What feature is a game changer for you?

In moving to the Envelope Budget and then Savings Budget templates, rollover and zero-sum budgeting have been a major paradigm shift for my finances.

Mint does not support envelope budgeting, and while it supports category rollover, it has no flexibility to reallocate savings from one category to another. Its savings goals are also limited by being balance-driven (i.e. a separate account is required to track each savings goal). Tiller Money addresses this by treating savings as rollover budgeted expenses.

Moving from the mindset of “do I have extra money to spend on X” to “have I put all of my income towards expenses and savings” has been a complete paradigm shift and has given me new confidence in my spending and savings.

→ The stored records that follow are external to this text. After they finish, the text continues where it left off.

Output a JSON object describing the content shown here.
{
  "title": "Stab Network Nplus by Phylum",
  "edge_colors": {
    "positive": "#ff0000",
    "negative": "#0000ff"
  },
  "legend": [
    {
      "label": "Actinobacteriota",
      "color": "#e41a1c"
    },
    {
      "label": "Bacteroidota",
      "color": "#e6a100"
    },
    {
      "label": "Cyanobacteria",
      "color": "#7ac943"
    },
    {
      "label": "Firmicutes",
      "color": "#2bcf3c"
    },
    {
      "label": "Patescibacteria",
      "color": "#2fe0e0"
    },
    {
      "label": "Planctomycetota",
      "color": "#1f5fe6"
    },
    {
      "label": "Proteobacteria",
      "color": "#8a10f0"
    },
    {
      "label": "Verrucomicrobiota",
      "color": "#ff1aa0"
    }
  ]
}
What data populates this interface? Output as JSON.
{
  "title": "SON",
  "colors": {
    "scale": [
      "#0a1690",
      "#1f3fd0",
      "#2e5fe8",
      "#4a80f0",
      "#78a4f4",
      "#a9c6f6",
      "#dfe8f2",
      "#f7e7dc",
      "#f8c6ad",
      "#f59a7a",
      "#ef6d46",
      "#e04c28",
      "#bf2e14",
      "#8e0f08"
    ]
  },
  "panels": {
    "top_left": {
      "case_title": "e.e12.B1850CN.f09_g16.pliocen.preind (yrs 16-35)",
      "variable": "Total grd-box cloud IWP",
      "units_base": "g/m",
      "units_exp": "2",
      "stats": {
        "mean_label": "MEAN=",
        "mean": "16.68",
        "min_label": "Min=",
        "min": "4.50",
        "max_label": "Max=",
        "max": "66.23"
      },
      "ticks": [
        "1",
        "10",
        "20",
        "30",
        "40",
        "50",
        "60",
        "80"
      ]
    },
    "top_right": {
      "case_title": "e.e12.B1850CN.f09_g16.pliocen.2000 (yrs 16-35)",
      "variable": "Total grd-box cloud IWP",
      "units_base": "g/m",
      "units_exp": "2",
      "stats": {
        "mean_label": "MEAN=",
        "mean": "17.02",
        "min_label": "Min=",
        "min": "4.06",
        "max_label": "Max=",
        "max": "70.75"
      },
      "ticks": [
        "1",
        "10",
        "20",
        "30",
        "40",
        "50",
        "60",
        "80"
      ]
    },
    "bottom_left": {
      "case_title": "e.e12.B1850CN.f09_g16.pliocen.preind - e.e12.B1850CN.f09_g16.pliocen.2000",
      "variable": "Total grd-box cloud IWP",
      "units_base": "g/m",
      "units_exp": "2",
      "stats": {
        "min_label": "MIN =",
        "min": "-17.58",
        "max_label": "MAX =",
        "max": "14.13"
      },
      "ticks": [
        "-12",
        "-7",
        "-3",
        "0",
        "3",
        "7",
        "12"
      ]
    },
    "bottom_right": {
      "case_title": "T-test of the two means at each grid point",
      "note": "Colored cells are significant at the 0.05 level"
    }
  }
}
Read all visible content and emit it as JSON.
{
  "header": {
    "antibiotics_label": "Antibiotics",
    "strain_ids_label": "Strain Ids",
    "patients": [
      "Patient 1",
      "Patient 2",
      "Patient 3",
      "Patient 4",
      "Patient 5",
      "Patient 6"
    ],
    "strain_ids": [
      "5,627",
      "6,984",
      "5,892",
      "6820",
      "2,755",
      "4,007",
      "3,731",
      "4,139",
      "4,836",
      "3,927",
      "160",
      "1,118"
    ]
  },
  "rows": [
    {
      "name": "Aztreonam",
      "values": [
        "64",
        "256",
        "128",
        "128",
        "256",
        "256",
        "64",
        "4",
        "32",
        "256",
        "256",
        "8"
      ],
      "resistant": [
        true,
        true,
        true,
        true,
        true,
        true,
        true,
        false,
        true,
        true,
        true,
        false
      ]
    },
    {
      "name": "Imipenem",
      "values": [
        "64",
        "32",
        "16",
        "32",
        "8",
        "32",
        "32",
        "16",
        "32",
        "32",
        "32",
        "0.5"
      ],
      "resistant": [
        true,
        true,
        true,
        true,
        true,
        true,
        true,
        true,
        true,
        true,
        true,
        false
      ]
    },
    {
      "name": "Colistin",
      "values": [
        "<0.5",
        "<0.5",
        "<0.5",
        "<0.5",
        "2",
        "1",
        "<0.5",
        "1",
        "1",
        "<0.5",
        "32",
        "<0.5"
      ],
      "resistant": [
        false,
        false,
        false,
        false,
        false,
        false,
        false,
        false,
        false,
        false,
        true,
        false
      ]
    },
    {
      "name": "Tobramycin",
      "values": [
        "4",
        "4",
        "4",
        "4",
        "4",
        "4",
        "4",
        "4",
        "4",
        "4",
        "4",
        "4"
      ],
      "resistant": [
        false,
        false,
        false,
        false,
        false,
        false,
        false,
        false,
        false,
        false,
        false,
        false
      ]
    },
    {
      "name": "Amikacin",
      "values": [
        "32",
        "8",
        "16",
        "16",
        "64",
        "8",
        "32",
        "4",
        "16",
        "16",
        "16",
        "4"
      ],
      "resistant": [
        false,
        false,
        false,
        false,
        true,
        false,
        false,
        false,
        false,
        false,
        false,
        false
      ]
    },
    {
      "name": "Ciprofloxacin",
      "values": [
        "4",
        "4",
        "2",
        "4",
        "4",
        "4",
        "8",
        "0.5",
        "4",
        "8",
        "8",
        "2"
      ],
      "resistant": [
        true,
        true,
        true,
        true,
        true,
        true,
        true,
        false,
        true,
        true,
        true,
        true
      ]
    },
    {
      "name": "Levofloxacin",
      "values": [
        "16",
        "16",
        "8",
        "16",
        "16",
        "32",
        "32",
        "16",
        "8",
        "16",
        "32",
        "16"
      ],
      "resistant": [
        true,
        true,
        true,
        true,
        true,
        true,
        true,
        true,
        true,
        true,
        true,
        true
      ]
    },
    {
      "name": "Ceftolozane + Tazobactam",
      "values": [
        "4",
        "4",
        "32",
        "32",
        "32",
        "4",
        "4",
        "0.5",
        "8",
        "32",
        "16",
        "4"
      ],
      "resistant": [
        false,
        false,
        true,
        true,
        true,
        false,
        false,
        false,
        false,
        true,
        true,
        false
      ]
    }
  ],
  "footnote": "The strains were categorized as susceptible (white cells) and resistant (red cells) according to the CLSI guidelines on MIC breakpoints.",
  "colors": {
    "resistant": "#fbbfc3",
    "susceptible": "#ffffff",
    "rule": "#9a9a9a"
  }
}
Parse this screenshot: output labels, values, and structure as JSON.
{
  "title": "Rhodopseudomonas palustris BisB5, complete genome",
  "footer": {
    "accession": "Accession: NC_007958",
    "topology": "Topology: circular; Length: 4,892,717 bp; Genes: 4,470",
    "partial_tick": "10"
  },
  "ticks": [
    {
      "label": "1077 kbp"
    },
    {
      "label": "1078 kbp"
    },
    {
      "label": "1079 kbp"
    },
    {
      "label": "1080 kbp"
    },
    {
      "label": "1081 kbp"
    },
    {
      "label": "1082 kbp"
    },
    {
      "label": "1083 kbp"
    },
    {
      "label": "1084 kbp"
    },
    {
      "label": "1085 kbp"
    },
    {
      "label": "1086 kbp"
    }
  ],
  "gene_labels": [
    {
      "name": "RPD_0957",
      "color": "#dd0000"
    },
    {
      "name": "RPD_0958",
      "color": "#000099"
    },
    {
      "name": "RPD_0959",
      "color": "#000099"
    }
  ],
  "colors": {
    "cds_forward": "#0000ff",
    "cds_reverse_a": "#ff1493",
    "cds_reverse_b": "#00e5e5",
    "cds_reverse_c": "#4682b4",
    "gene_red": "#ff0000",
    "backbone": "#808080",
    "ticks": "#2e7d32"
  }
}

What spreadsheet are you most proud of?

I would have to say that I am most proud of the Savings Budget template spreadsheets. For the game-changer reasons mentioned above, it has given me greater control of my finances, and its beta status has given me extra motivation to dig into its inner workings and address any bugs or potential improvements. I feel extremely fortunate that I have been able to make some contributions to the development process and see those changes implemented.

If the Tiller Money team or the community could grant you one wish, what would it be?

If there was one new feature I could have rolled into Tiller Money, it would be investment tracking and analysis. That is what initially drew me to Personal Capital, and is the only reason I still sign in to it today. I think the spreadsheet format is the perfect platform for investment tracking, and I would love to have that functionality integrated into my spreadsheets.